ABSTRACT Breast cancer (BC) remains an immense clinical challenge, particularly for late stage and metastatic disease. Prognosis for late-stage and metastatic disease is grim, with 5-year survival for Stage 4 metastatic disease at 22%, with a median survival of 3 years, resulting in approximately 40,000 deaths annually. As evident by these clinical outcomes, late stage and metastatic BC remains a high unmet medical need. Sapience’s ST101 provides a new opportunity to treat advanced or metastatic HER2-negative BC. The target of ST101 is C/EBPβ, which is a novel protein target active in cancer cells. C/EBPβ was previously considered an ‘undruggable’ target due to its (1) location inside of the nucleus of a cell and (2) activity dependent on protein-protein interactions, and not enzymatic activity. ST101 is a peptide antagonist of C/EBPβ interactions in tumor cells, resulting in transcriptional inhibition of survival factors, thereby triggering synthetic lethality and tumor apoptosis. Based on promising pre- clinical results, ST101 has moved into the clinical phase; it is currently in an open-label, two-part, phase 1/2 dose-finding study in patients with advanced, unresectable and metastatic solid tumors who have failed first- and second-line therapies. To further support the development of ST101 and improve its chances of clinical success, Sapience proposes to identify predictive and pharmacodynamic (PD) biomarkers for ST101 activity and demonstrate their utility in non-clinical patient-derived breast cancer (PDBC) models. Specific Aim #1 will identify predictive biomarkers of ST101 activity by screening a panel of PDBC models in 3-dimensional culture in vitro, and will identify genetic and/or C/EBPβ translational or post-translational modifications that correlate with ST101 sensitivity (or resistance). In Specific Aim #2, the identified biomarkers will be interrogated in in vivo patient- derived xenograft (PDX) mouse models, to assess whether they indeed predict ST101 success or failure. Finally, Specific Aim #3 proposes to identify PD biomarker(s) via differential gene expression (DGE) in tissue specimens used during Specific Aims #1 and #2, before and after ST101 exposure. In a clinical setting, these discoveries will be utilized for patient selection and tracking responses during treatment as an accompanying diagnostic/prognostic screen for ST101. The biomarkers would also be used to optimize dose or regimen.

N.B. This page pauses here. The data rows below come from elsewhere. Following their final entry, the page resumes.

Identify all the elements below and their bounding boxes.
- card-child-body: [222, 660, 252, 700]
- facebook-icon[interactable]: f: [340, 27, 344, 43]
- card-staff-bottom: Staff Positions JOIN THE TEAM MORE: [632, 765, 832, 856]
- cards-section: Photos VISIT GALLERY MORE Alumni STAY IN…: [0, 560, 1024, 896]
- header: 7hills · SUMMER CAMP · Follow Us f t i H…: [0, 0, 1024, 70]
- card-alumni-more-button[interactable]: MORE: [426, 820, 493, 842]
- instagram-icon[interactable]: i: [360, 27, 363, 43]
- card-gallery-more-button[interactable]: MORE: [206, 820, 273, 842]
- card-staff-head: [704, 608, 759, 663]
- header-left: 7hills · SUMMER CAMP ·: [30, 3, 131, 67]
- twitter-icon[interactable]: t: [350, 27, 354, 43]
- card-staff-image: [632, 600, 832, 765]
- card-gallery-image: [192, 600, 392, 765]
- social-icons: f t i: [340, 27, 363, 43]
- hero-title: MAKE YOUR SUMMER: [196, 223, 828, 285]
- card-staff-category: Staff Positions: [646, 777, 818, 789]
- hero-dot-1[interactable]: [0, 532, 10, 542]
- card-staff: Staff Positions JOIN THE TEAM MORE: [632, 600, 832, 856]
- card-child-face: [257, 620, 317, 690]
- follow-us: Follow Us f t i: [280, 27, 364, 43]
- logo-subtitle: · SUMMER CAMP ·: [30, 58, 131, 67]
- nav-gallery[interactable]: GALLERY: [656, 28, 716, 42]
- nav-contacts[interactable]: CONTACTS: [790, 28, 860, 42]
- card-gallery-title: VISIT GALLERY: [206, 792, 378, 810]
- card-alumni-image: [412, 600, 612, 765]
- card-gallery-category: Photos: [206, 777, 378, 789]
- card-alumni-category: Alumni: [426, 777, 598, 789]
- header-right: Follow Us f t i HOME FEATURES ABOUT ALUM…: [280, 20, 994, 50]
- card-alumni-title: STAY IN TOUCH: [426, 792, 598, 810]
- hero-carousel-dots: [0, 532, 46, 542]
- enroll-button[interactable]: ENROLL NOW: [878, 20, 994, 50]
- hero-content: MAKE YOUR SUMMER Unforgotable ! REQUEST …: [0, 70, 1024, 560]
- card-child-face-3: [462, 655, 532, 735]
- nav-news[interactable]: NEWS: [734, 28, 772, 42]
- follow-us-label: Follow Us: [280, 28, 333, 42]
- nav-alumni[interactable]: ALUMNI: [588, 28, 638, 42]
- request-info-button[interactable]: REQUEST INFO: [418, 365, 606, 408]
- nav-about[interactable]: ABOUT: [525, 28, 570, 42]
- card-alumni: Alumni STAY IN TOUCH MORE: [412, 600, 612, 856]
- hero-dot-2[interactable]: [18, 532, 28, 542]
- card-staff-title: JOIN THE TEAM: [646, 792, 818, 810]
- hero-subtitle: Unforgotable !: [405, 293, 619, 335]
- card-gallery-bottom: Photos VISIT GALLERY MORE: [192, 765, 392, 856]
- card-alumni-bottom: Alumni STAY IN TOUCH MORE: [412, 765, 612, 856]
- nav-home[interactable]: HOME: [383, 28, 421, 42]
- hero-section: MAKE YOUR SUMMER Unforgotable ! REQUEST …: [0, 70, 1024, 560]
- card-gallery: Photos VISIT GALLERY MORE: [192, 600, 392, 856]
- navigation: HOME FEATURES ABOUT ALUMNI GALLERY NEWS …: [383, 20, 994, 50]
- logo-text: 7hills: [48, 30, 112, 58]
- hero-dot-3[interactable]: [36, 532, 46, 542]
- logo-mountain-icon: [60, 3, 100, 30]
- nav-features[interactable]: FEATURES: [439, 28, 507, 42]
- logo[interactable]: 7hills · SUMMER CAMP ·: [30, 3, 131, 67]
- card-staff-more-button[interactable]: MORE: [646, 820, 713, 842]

抽象的 乳腺癌（BC）仍然是巨大的临床挑战，特别是对于晚期和转移性疾病。 晚期和转移性疾病的预后很严峻，第4期转移性疾病的生存率为5年 22％的中位生存期为3年，每年大约有40,000人死亡。这些证明 临床结果，后期和卑诗省转移性的医疗需求仍然很高。 Sapience的ST101提供 治疗先进或转移性HER2阴性BC的新机会。 ST101的目标是C/EBPβ，这是 一种活跃于癌细胞的新型蛋白质靶标。 C/EBPβ先前被认为是由于 它的（1）在细胞核内的位置，（2）活性取决于蛋白质 - 蛋白质相互作用，而不是 酶活性。 ST101是肿瘤细胞中C/EBPβ相互作用的肽拮抗剂，导致转录 抑制生存因子，从而触发合成致死性和肿瘤凋亡。基于承诺 临床结果，ST101已进入临床阶段。它目前处于开放标签，两部分，阶段1/2 剂量调查研究对先晚期，不可切除和转移性实体瘤的患者的研究 二线疗法。为了进一步支持ST101的发展并提高了其临床成功的机会， 识别ST101活性和 展示了它们在非临床患者衍生的乳腺癌（PDBC）模型中的效用。特定目标＃1将确定 ST101活性的预测生物标志物通过在体外筛选一组PDBC模型，体外， 并将确定与ST101相关的遗传和/或C/EBPβ转化或翻译后修饰 灵敏度（或阻力）。在特定的目标＃2中，将在体内患者中审问已鉴定的生物标志物 - 衍生的异种移植（PDX）小鼠模型，以评估它们是否确实预测了ST101成功还是失败。最后， 特定的目标＃3建议通过组织标本中的差分基因表达（DGE）识别PD生物标志物 在ST101暴露之前和之后，在特定目标＃1和2的特定目标中使用。在临床环境中，这些发现 将在治疗期间用于患者选择和跟踪反应作为参加 ST101的诊断/预后屏幕。生物标志物也将用于优化剂量或方案。